Syndicat canadien de la fonction publique c. Ville de Québec, 13 août 2008, 200-17-028190-189.
*Bien que ce jugement ne soit pas encore indexé sur les sites juridiques, j’ai été en mesure d’en obtenir une copie. Veuillez m’écrire si vous souhaitez avoir accès au jugement.
L’affaire avait fait grand bruit il y a quelques semaines : certains syndicats avaient fait une campagne d’affichage massive dans plusieurs municipalités du Québec en prévision des élections provinciales, attaquant à la fois le PLQ et la CAQ.
En vertu de l’article 259.2 de la Loi électorale, l’affichage électoral bénéficie d’une protection en période de campagne électorale :
259.1. Malgré toute disposition inconciliable d’une loi ou d’un règlement, l’affichage se rapportant à une élection ne peut être soumis, durant la période électorale, à aucune restriction ou condition autrement que dans la mesure prévue par la présente loi.
Cette disposition permet donc de passer outre la réglementation municipale qui restreint ou prohibe l’affichage dans les lieux publics. Or, avant le déclenchement de la campagne électorale, l’article 259.2 n’est d’aucun secours.
Ainsi, quelques jours après l’installation de quelques 200 pancartes dans la Ville de Québec (la «Ville») par les syndicats, la Ville a avisé qu’elle procéderait au retrait des pancartes sur les poteaux d’utilité publique car ceux-ci sont installés en contravention de la réglementation municipale, ce qu’elle a ultimement fait.
Le Syndicat canadien de la fonction publique (le «SCFP») a donc demandé une injonction interlocutoire provisoire (10 jours) visant à empêcher la Ville de procéder à l’enlèvement des pancartes installées sur les poteaux d’utilité publique.
Au soutien de sa demande, le SCFP allègue principalement que la réglementation municipale va à l’encontre des chartes (liberté d’expression). Cet argument n’est pas sans mérite puisqu’il existe certains arrêts récents de la Cour suprême sur cette question précise.

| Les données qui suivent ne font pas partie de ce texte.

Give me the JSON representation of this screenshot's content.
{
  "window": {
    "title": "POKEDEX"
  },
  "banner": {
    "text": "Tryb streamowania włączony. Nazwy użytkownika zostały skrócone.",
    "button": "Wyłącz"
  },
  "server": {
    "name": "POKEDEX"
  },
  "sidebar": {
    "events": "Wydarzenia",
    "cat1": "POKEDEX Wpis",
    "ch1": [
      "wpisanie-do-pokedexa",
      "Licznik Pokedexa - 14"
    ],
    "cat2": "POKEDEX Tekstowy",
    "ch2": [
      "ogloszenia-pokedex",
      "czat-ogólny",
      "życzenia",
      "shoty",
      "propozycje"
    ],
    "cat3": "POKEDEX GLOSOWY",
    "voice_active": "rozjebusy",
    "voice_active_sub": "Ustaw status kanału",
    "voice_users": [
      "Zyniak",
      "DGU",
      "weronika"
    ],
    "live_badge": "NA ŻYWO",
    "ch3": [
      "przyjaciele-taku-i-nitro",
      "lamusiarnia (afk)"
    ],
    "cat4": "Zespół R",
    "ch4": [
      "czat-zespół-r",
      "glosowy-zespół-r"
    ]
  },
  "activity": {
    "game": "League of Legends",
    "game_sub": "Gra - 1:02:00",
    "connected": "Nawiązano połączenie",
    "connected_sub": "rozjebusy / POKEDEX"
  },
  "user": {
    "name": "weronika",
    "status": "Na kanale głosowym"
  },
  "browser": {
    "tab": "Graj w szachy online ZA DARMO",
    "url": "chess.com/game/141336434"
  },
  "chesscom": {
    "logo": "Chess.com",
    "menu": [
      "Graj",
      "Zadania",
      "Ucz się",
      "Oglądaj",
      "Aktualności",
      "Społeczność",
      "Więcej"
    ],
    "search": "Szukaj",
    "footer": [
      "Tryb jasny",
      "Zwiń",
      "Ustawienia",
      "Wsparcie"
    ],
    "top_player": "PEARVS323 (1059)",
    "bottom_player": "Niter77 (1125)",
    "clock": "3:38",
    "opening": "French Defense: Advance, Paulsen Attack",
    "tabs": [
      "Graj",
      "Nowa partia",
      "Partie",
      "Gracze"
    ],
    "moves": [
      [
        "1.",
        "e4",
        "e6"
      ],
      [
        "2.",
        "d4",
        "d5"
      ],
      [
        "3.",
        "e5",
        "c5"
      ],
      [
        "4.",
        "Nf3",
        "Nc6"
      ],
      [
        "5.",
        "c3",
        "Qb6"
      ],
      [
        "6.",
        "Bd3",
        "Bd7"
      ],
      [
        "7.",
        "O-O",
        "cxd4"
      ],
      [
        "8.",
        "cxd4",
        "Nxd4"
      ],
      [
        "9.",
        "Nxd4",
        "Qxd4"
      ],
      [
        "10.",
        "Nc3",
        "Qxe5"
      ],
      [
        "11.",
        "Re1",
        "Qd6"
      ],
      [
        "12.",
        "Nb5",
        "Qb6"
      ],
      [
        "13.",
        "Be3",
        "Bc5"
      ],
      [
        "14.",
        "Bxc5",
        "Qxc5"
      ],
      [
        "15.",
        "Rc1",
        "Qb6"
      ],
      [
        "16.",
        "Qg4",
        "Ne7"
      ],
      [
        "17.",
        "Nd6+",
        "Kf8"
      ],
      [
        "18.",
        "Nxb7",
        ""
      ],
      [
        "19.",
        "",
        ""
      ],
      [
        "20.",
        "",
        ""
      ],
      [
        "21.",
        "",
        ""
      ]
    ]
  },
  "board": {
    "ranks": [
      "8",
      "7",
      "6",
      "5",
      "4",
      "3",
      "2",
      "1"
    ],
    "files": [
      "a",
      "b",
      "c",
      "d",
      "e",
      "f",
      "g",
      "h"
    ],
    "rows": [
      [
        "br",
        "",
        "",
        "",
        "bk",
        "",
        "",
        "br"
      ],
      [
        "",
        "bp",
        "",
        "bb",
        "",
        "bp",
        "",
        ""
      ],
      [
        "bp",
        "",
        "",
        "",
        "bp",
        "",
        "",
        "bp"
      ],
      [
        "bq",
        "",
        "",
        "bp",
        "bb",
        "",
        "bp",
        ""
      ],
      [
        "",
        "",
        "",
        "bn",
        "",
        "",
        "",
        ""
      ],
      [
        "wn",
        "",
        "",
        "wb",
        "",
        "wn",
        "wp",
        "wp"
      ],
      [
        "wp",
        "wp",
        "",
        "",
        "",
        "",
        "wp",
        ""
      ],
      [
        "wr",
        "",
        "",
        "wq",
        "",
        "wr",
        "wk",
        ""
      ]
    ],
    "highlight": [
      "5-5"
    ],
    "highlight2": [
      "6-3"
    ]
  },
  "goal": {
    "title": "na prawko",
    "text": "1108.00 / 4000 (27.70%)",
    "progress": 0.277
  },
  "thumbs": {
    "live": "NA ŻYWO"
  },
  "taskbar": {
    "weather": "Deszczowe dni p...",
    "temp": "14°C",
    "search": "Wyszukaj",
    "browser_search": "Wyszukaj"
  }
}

Dans notre affaire, la Cour réitère d’abord que l’injonction est un remède exceptionnel, même lorsqu’il s’agit de violation des droits et libertés. Elle ajoute que l’affichage est permis dans les limites de la Ville, sauf sur les poteaux d’utilité publique (où sont installées les pancartes). La Cour – particulièrement au stade interlocutoire provisoire – ne peut donc y voir une apparence de droit clair en faveur du SCFP.
Par ailleurs, comme le SCFP est en mesure d’afficher ses pancartes sur d’autres structures dans les limites de la Ville, elle ne subi pas un préjudice irréparable, étant tout de même en mesure de véhiculer son message.
Finalement, la Cour rappelle que l’intérêt public (la réglementation de la Ville) prime sur les intérêts privés (la campagne du SCFP) et qu’il n’y a aucune urgence : le SCFP pourra réintroduire ses pancartes en période de campagne électorale, bénéficiant ainsi de la protection de l’article 259.1 de la Loi électorale.
*Note du 28/08/2018 : deux collègues allumées m’ont référé à l’arrêt FTQ c. DGEQ rendu par la Cour d’appel en 2011. On y mentionne clairement que les syndicats ne sont pas autorisés à engager des dépenses partisanes en période de campagne électorale, et que cette interdiction ne viole pas les chartes. Ainsi, il est douteux que le SCFP pourra réintroduire ses pancartes pendant la campagne électorale, tel que suggéré par la Cour supérieure dans la présente affaire.